Here they are in no particular order:

Realme XT (US$ 333)

The Realme XT is our choice for best smartphone with a 64MP camera. This smartphone produces flagship-level photos.


Xiaomi Mi 9 SE (US$ 300)

Xiaomi has always been a part of the list and the Mi 9 SE truly deserves its spot. It’s a flagship-grade phone from its design to its specs. It’s dubbed as a “compact flagship” thanks to its smaller-than-usual form factor. If you’re looking for a phone that won’t hurt your pockets both in size and price, check out the Mi 9 SE.

REVIEW: Xiaomi Mi 9 SE

Realme 5 Pro (US$ 232)

A quadruple-camera setup at this price point seems unlikely but Realme made it happen. And it’s not just the setup, the lenses actually take photos with good image quality. That would have been enough to recommend this but it also has a Snapdragon 712 AIE chip with 8GB of RAM and 128GB of storage. If you’re looking for a great deal, this is it.

HANDS-ON: Realme 5 Pro


Pixel 3a (US$399)

The Pixel 3a barely makes this price range by being just a hair under $400. The camera alone easily makes this crème de la crème of this bunch. Add to that the vanilla Android experience and of course being in the priority list of Android updates, this is the Pixel to get for Android purists.

HANDS-ON: Pixel 3a


POCO X2 (INR 19,99/ US$ 279)

The future of Pocophone was up in the air for a while, but all of that was finally put to rest when the brand finally released the POCO X2. This isn’t exactly the successor to the POCO F1. In fact, this is just a rebranded Redmi K30 Pro. But it’s still a step in the right direction for a brand that quickly captured everyone’s attention only to go completely silent for over a year.
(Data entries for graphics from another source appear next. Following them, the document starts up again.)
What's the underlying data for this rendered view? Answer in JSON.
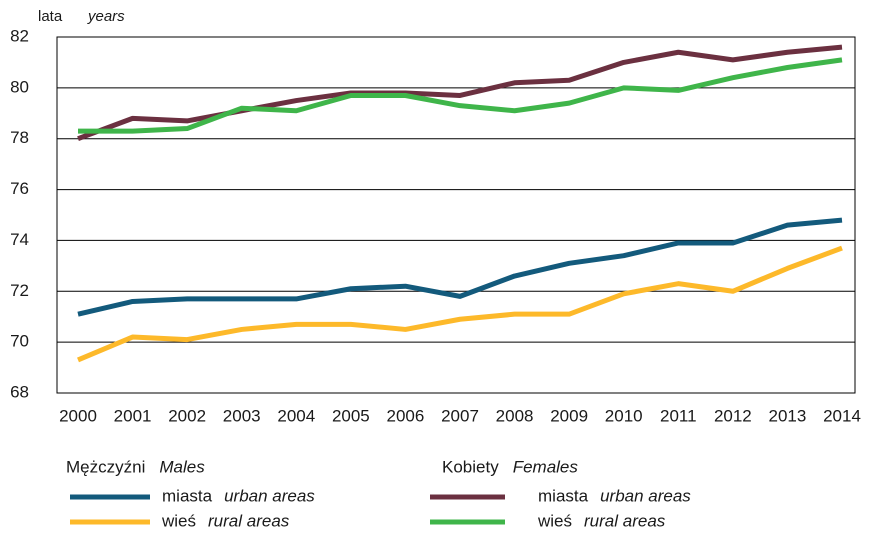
{
  "chart_data": {
    "type": "line",
    "y_label": "lata",
    "y_label_en": "years",
    "categories": [
      "2000",
      "2001",
      "2002",
      "2003",
      "2004",
      "2005",
      "2006",
      "2007",
      "2008",
      "2009",
      "2010",
      "2011",
      "2012",
      "2013",
      "2014"
    ],
    "ylim": [
      68,
      82
    ],
    "yticks": [
      68,
      70,
      72,
      74,
      76,
      78,
      80,
      82
    ],
    "grid": true,
    "legend_groups": [
      {
        "title": "Mężczyźni",
        "title_en": "Males"
      },
      {
        "title": "Kobiety",
        "title_en": "Females"
      }
    ],
    "series": [
      {
        "name": "miasta",
        "name_en": "urban areas",
        "group": 0,
        "color": "#135a7c",
        "values": [
          71.1,
          71.6,
          71.7,
          71.7,
          71.7,
          72.1,
          72.2,
          71.8,
          72.6,
          73.1,
          73.4,
          73.9,
          73.9,
          74.6,
          74.8
        ]
      },
      {
        "name": "wieś",
        "name_en": "rural areas",
        "group": 0,
        "color": "#fdb92a",
        "values": [
          69.3,
          70.2,
          70.1,
          70.5,
          70.7,
          70.7,
          70.5,
          70.9,
          71.1,
          71.1,
          71.9,
          72.3,
          72.0,
          72.9,
          73.7
        ]
      },
      {
        "name": "miasta",
        "name_en": "urban areas",
        "group": 1,
        "color": "#6b3040",
        "values": [
          78.0,
          78.8,
          78.7,
          79.1,
          79.5,
          79.8,
          79.8,
          79.7,
          80.2,
          80.3,
          81.0,
          81.4,
          81.1,
          81.4,
          81.6
        ]
      },
      {
        "name": "wieś",
        "name_en": "rural areas",
        "group": 1,
        "color": "#3fb54a",
        "values": [
          78.3,
          78.3,
          78.4,
          79.2,
          79.1,
          79.7,
          79.7,
          79.3,
          79.1,
          79.4,
          80.0,
          79.9,
          80.4,
          80.8,
          81.1
        ]
      }
    ]
  }
}
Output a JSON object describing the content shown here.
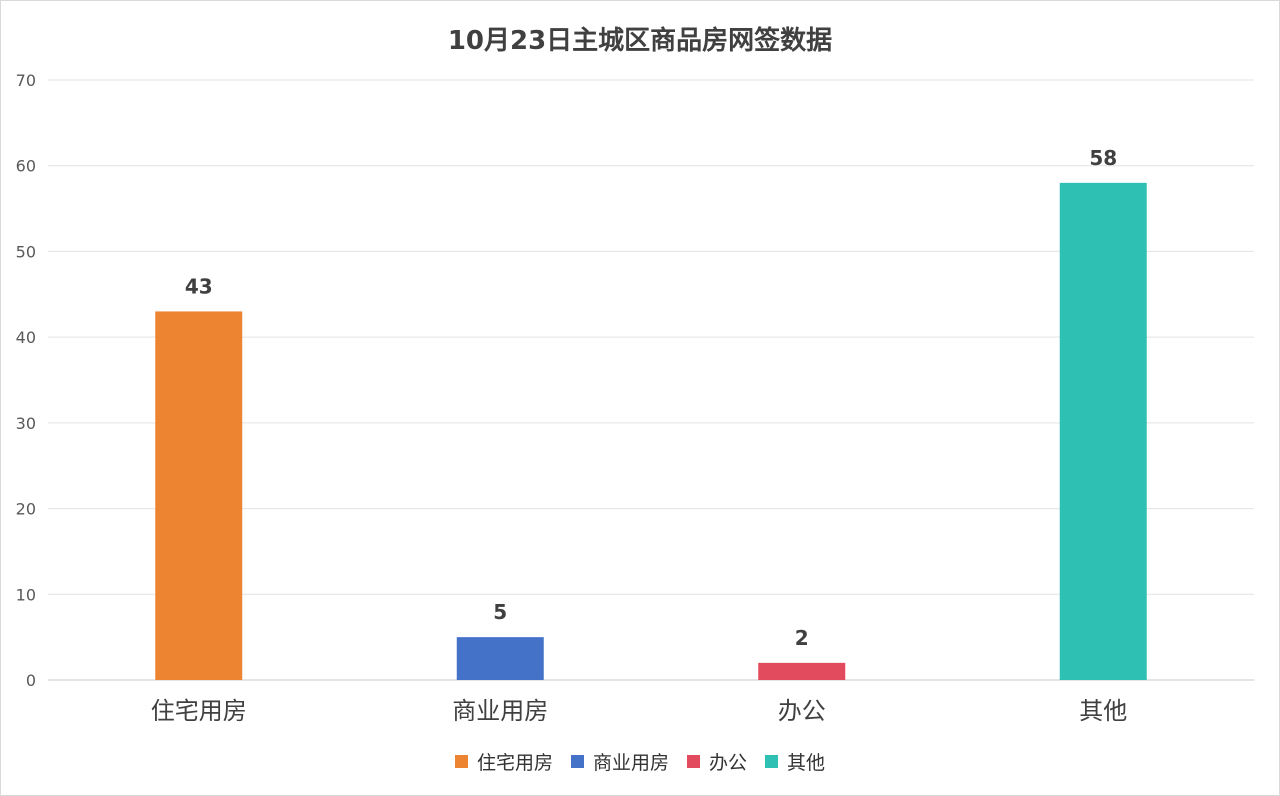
{
  "chart_data": {
    "type": "bar",
    "title": "10月23日主城区商品房网签数据",
    "categories": [
      "住宅用房",
      "商业用房",
      "办公",
      "其他"
    ],
    "values": [
      43,
      5,
      2,
      58
    ],
    "colors": [
      "#ED8432",
      "#4472C9",
      "#E24B5D",
      "#2EC0B3"
    ],
    "ylim": [
      0,
      70
    ],
    "yticks": [
      0,
      10,
      20,
      30,
      40,
      50,
      60,
      70
    ],
    "grid": true,
    "legend_position": "bottom",
    "legend": [
      "住宅用房",
      "商业用房",
      "办公",
      "其他"
    ]
  }
}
Samsung Galaxy A51 (US$ 320)

Samsung’s on a roll with their Galaxy A-series. The Galaxy A51 builds on everything that was already great with the Galaxy A50 and A50s and just makes it even better. Much like everything on the Galaxy lineup this year, the Galaxy A51 sports a look that as of posting is still undeniably Samsung.

Samsung Galaxy M31 (INR 15,99/US$ 224)

This battery-powerhouse of a smartphone has never quite made it to more markets, but it has gotten a significant amount of attention thanks to its 6,000mAh battery. Something this long-lasting appears to still be one of the priorities of smartphone buyers.